The lady who works in the space behind me makes me want to gouge my eyeballs out with forks. But then I’d be blind and knowing Murphy, I’d still be forced to somehow work here. So rather than going blind, she makes me want to stick fire pokers in my ears. It's her voice. It annoys the ever lovin' piss outta me with its shrill that reminds me of cats in heat. It wouldn’t be so bad to deal with except she's on the phone with her husband several times a day using terms like “Buddy” and “Golly” and “Good boy” as if he was a dog. It drives me fucking insane. 
 
Insane.
 
I've tried leaving my work space when she gets on the phone with "Buddy," but then how could I look busy at work? 
 
I've tried playing the radio to help drown out her sounds, but because of the generally quiet work environment I can't keep the radio at a level loud enough to do so. (Wouldn't want to disturb daydreaming to the lulling whoosh of air pushing through the ceiling vents or fingers tap dancing across their keyboards. Wouldn't want to disturb eavesdropping on coworkers talking about the football game. Wouldn't want to disturb snapping back to reality when a phone rings or the nearby printer whirs and spits out someones work.) 
 
So I endure the shrill. 
 
I endure pet names and one million Mmm-hmm’s.
 
I endure it all because of a haunting image: 
I sneak up behind her, take the curly black cord attached to the phone she talks into and wrap it around her neck. Over and over and over again. The curls of the cord embed into her neck. She starts to gasp for air. A muffled "Hello!" seeps from the ear piece of the phone. Her arms and hands reach for me… flail for anything… but only find their way onto her neck where I pull even harder at the cord. Blood seeps from the curls of the cord tattooed into her neck now, and a smile emerges onto my face.

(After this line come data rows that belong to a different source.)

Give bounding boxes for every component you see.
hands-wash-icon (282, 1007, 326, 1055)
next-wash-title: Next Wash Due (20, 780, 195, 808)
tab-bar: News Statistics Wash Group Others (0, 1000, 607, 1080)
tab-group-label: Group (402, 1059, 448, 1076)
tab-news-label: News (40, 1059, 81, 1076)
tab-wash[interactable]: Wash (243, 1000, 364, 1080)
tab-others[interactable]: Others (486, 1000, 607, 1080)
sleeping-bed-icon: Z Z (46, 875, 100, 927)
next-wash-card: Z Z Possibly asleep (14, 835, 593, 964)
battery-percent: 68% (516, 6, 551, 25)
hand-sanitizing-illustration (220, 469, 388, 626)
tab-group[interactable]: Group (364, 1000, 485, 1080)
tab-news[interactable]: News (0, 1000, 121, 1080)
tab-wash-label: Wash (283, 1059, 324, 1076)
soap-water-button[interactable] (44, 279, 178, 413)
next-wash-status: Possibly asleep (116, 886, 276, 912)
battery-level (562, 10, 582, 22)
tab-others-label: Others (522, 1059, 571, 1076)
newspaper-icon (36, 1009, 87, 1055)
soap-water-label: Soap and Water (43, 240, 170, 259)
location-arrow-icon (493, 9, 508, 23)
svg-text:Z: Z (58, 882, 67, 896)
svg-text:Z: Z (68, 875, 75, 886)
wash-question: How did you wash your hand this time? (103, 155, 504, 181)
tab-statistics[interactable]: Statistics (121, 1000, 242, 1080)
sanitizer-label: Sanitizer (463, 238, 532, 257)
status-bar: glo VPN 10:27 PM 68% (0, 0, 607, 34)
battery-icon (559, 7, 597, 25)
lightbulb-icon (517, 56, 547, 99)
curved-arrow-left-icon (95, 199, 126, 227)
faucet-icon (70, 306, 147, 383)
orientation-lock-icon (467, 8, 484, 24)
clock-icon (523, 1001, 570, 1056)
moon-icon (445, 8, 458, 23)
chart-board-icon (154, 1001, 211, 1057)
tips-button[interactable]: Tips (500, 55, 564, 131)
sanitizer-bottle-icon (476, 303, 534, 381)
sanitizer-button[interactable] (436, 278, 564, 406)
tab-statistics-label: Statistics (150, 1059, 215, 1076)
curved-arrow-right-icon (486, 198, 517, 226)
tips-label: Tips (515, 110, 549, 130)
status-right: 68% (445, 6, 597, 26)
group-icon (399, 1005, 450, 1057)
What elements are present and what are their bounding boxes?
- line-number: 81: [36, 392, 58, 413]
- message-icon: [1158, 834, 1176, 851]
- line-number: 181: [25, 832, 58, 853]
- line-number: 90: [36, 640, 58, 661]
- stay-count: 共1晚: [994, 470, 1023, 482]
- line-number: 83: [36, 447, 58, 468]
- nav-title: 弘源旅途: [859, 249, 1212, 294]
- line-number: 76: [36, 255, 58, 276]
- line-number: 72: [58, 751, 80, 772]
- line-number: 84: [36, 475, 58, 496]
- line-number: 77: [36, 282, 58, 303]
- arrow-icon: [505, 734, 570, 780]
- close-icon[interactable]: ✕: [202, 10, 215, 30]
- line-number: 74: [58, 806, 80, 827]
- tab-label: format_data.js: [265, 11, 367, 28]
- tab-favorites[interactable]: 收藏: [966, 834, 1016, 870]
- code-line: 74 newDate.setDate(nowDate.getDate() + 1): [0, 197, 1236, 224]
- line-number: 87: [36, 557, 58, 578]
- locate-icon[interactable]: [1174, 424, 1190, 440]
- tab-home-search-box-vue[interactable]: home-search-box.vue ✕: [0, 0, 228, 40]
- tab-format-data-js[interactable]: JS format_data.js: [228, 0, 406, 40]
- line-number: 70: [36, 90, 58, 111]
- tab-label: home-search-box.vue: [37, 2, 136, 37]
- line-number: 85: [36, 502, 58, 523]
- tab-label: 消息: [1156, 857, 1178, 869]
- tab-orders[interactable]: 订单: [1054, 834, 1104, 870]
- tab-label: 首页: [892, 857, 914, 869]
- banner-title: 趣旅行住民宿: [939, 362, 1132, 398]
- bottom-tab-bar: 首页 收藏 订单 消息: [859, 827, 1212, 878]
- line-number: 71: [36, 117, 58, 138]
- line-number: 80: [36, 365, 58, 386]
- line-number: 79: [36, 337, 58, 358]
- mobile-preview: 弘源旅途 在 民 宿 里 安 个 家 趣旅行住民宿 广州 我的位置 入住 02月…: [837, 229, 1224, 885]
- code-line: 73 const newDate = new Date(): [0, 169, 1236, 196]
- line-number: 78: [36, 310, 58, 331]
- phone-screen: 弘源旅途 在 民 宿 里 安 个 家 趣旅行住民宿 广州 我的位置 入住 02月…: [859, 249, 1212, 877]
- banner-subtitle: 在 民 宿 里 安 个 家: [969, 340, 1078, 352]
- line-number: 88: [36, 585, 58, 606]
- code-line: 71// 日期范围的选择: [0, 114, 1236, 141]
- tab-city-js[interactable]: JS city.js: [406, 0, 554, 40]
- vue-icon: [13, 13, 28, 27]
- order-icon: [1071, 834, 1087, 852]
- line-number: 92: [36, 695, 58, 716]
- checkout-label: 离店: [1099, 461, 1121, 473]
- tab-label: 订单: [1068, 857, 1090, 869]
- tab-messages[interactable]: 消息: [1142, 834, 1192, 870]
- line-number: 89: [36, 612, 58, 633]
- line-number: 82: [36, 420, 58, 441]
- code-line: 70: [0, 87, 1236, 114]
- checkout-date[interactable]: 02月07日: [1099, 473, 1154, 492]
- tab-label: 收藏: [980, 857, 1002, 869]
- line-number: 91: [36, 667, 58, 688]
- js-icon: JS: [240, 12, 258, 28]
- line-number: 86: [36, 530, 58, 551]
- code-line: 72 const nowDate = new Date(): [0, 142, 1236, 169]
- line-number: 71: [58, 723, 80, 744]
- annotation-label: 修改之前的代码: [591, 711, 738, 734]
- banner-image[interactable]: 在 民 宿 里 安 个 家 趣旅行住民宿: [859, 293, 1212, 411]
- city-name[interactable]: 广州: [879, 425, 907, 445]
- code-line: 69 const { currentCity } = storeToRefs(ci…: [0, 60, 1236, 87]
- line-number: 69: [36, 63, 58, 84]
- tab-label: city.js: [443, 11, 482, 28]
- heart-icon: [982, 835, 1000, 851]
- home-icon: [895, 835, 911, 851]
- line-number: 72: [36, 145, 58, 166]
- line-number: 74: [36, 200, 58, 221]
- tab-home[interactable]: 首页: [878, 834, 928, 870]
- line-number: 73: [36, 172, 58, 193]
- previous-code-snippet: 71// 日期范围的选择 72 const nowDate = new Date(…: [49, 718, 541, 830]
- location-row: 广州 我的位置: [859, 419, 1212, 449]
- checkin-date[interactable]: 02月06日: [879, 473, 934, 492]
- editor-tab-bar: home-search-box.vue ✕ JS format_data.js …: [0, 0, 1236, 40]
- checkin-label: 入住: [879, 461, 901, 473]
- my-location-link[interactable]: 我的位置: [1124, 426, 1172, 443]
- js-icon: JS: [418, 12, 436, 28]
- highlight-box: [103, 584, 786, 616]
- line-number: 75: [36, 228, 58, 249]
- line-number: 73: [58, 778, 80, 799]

Golly gee, Buddy. Does this hurt? Does it hurt the way my ears hurt every fucking day I have to listen to you?!  
 
Between her and an old boss from an old job who’d clip his fucking nails at the desk next to me when he wasn’t chewing his food with his mouth open, it’s no wonder I haven’t lost my marbles quite yet at the workplace.
 
Or have I?


Muahahaha welcome to October at Finally Mom’s.